Plaza sweet — Ratner unveils new front for his Barclays Center
SHoP Architects

Take the train to a Nets game — and get a free beer!

It’s one idea being floated by transportation advocates as an incentive to get future Barclays Center ticketholders to take the subway and regional rail to the arena instead of driving and parking on congested Prospect Heights and Fort Greene streets.

“Give people a free beer — they’re not driving!” said Tri-State Transportation Campaign’s Ryan Lynch.

Lynch, invited by the Prospect Heights Neighborhood Development Council to present suggestions for easing traffic at Atlantic Yards, demanded that the arena’s developer, Forest City Ratner, commit to subsidize mass transit for game nights such as including mass transit fares into ticket prices and urging additional trains on game nights.”

“There needs to be more incentives from the developer and events promoters to encourage event-goers to get on mass transit,” said Lynch. “You could show your Metrocard or LIRR ticket and get a discount at the concession stand.”

A spokesman for Forest City Ratner said that the company would be open to considering a variety of alternate transit plans, though he wouldn’t commit to free beer (damn him!).

“We’re working on a fully integrated transportation plan that will look at a variety of ways of using mass transit instead of driving to the arena on game nights or event nights,” said the spokesman, Joe DePlasco.

Thousands of cars will flood streets surrounding the Atlantic Yards footprint on game nights — which has alarmed residents concerned about traffic and pedestrian safety after games.

And Atlantic Avenue and Fourth Avenue are among the most dangerous streets in Brooklyn — so far this year there have been nine fatalities on Atlantic Avenue and six on Fourth Avenue in the past year, Lynch said.

A new parking lot built by Forest City will contain 1,100 parking spaces, but residents insisted that other measures need to be taken to prevent thousands more cars circling around the neighborhood’s side streets for temporary parking or encourage fans to abandon their cars entirely.
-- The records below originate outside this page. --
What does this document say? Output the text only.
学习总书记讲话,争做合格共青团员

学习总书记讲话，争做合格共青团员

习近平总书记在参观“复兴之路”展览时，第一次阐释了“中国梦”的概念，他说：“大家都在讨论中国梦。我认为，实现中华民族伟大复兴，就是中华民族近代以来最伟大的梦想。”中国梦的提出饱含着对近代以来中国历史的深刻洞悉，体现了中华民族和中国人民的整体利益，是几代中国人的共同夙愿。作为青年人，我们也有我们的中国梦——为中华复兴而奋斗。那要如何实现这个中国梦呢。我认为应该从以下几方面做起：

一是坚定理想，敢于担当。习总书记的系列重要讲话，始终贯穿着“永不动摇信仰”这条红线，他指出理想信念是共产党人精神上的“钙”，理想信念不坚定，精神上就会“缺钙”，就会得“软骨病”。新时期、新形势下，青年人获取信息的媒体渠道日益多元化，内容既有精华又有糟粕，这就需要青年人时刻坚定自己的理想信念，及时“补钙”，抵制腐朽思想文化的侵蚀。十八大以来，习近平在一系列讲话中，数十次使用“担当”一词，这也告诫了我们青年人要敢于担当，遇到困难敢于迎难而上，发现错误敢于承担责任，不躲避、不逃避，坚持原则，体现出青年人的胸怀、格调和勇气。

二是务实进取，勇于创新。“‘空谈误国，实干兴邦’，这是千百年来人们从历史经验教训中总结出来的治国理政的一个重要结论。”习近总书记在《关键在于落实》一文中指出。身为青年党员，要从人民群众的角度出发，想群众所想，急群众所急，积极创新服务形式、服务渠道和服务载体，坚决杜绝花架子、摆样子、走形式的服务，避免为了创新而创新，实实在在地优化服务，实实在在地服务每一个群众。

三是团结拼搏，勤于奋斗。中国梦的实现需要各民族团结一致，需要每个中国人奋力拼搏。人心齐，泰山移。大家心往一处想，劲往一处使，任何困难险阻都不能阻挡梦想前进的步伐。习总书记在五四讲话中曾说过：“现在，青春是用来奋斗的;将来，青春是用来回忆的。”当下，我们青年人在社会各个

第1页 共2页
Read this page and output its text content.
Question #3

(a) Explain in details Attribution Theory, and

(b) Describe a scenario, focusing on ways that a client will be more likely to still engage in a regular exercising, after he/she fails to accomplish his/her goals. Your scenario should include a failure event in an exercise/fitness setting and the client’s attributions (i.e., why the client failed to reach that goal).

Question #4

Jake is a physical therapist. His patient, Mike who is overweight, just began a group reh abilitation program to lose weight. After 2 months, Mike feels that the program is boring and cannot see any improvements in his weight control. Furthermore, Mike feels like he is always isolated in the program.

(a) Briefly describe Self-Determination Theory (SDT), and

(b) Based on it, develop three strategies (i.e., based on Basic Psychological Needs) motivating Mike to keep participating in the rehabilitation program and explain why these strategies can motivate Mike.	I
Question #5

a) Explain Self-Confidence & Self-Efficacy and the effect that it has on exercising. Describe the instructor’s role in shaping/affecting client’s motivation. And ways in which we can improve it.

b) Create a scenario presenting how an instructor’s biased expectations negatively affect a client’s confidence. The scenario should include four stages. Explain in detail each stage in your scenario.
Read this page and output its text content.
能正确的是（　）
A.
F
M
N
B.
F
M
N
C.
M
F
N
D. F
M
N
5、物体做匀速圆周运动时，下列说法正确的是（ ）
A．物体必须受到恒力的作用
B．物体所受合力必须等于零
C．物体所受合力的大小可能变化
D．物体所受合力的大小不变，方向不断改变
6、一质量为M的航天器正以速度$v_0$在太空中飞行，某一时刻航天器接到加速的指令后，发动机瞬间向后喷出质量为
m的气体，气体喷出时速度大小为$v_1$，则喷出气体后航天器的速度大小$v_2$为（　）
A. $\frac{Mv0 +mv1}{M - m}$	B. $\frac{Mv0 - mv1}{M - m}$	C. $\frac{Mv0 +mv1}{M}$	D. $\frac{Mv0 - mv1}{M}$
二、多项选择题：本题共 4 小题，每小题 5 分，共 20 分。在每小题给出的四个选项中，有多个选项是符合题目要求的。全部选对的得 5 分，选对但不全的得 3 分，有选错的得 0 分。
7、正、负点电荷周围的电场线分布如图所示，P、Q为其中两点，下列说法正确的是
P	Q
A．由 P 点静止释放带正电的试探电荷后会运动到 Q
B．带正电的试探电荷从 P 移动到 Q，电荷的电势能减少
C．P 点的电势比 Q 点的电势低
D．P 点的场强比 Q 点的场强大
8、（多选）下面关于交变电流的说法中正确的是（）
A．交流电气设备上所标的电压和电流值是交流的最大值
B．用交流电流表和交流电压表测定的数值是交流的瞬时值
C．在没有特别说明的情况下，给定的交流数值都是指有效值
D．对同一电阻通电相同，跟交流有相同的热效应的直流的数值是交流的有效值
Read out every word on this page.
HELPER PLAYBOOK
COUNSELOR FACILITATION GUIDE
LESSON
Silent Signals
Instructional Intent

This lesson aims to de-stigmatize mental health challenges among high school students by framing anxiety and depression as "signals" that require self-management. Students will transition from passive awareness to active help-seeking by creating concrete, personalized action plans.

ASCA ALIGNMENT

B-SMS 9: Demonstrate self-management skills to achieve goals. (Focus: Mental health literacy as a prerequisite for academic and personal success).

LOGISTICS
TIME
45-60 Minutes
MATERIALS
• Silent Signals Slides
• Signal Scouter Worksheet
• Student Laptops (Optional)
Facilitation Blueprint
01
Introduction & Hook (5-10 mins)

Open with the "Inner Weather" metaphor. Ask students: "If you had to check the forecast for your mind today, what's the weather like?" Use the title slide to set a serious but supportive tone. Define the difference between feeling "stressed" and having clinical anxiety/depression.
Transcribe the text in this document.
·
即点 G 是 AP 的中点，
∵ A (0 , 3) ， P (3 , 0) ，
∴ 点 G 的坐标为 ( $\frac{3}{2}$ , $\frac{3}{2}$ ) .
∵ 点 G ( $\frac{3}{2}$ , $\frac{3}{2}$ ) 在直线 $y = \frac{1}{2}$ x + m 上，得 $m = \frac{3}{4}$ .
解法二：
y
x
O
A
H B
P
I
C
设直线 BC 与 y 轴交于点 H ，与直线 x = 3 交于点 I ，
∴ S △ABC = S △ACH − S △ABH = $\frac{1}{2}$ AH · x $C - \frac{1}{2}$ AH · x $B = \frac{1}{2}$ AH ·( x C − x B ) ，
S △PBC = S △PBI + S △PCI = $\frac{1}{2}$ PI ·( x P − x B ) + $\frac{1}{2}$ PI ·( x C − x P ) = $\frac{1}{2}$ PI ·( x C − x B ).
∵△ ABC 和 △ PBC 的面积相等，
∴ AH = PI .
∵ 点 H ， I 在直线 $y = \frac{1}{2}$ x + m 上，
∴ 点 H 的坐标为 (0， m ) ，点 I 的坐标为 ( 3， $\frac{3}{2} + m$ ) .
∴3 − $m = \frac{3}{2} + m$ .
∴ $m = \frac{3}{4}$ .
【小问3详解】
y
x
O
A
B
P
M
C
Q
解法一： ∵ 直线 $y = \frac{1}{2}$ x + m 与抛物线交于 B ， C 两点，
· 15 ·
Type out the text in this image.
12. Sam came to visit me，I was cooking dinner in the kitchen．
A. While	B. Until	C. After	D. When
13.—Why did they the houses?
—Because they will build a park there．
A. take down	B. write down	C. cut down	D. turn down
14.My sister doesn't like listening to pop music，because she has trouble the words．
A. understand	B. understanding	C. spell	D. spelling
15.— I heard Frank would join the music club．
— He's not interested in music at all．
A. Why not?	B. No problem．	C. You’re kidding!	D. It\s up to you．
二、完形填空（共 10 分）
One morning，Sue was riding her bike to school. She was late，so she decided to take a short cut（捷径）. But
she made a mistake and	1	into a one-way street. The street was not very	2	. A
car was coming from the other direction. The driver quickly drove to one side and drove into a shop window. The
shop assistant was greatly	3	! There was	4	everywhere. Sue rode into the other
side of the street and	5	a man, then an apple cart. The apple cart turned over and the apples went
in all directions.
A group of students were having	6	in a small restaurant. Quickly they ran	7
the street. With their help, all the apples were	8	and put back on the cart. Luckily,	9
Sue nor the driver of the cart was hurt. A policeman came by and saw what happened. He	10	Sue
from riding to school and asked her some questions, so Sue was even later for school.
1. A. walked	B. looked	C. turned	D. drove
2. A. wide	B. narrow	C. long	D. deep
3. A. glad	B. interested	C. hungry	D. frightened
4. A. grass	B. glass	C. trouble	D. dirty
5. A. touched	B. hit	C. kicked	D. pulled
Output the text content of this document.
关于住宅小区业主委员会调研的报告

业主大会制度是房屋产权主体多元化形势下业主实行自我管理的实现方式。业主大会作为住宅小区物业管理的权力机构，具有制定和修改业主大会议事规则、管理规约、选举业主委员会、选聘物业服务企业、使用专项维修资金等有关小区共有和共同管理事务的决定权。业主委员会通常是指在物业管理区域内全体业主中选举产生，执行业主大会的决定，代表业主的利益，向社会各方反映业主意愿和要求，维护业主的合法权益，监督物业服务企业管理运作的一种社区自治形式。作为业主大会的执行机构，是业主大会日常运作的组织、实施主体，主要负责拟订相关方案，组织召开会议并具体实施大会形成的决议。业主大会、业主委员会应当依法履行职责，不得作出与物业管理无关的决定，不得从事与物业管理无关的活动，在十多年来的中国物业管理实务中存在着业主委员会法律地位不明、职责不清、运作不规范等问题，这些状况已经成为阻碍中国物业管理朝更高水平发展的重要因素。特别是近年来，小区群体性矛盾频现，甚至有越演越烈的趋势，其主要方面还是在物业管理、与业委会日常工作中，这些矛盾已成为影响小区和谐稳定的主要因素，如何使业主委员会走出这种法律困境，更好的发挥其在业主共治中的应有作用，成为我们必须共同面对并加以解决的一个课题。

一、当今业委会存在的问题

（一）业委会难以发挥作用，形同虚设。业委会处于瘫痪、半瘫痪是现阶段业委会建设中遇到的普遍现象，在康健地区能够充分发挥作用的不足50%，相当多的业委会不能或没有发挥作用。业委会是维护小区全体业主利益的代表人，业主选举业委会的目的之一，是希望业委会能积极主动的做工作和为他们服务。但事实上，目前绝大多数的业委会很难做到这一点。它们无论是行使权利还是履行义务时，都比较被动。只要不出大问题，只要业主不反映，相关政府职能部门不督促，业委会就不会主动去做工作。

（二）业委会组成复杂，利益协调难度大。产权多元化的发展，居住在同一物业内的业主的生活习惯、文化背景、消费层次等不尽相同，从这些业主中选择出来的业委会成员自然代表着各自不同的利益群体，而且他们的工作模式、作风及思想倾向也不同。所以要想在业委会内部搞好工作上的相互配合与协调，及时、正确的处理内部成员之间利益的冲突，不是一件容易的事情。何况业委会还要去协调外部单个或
The obvious solution is an expansion of subway, rail and bus service on game days, but activists don’t believe that the Metropolitan Transportation Authority will add capacity.

“It’s an inconsistency,” said Atlantic Yards activist Lucy Koteen. “This is a mass transit development that’s by the train, but trains and buses are being cut, and they make these gigantic parking lots. Clearly people are going to drive.”

Councilwoman Tish James (D–Fort Greene) has floated a number of ideas to calm traffic in the low-rise neighborhood that surrounds the Barclays Center, which is under construction near the corner of Atlantic and Flatbush avenues.

She has floated the idea of expanded medians, new pedestrian street plazas, crossing lights that count down and synchronized traffic lights.

“We’ve had a number of accidents at Atlantic Avenue and a few cyclists killed and some terrible car accidents,” said James. “I’ve attended a number of funerals and memorials. [Any solution] must include cyclists.”

Other proposals include a new residential permit parking system to discourage out-of-neighborhood Nets fans from driving to the games, park-and-ride programs, East River bridge tolls, ferry service from Staten Island, and even new bicycle racks on Atlantic Avenue.

Construction at the arena began in earnest late last month when the building’s first steel girders rose on the corner of Flatbush and Atlantic Avenue. The project is expected to be completed by summer 2012.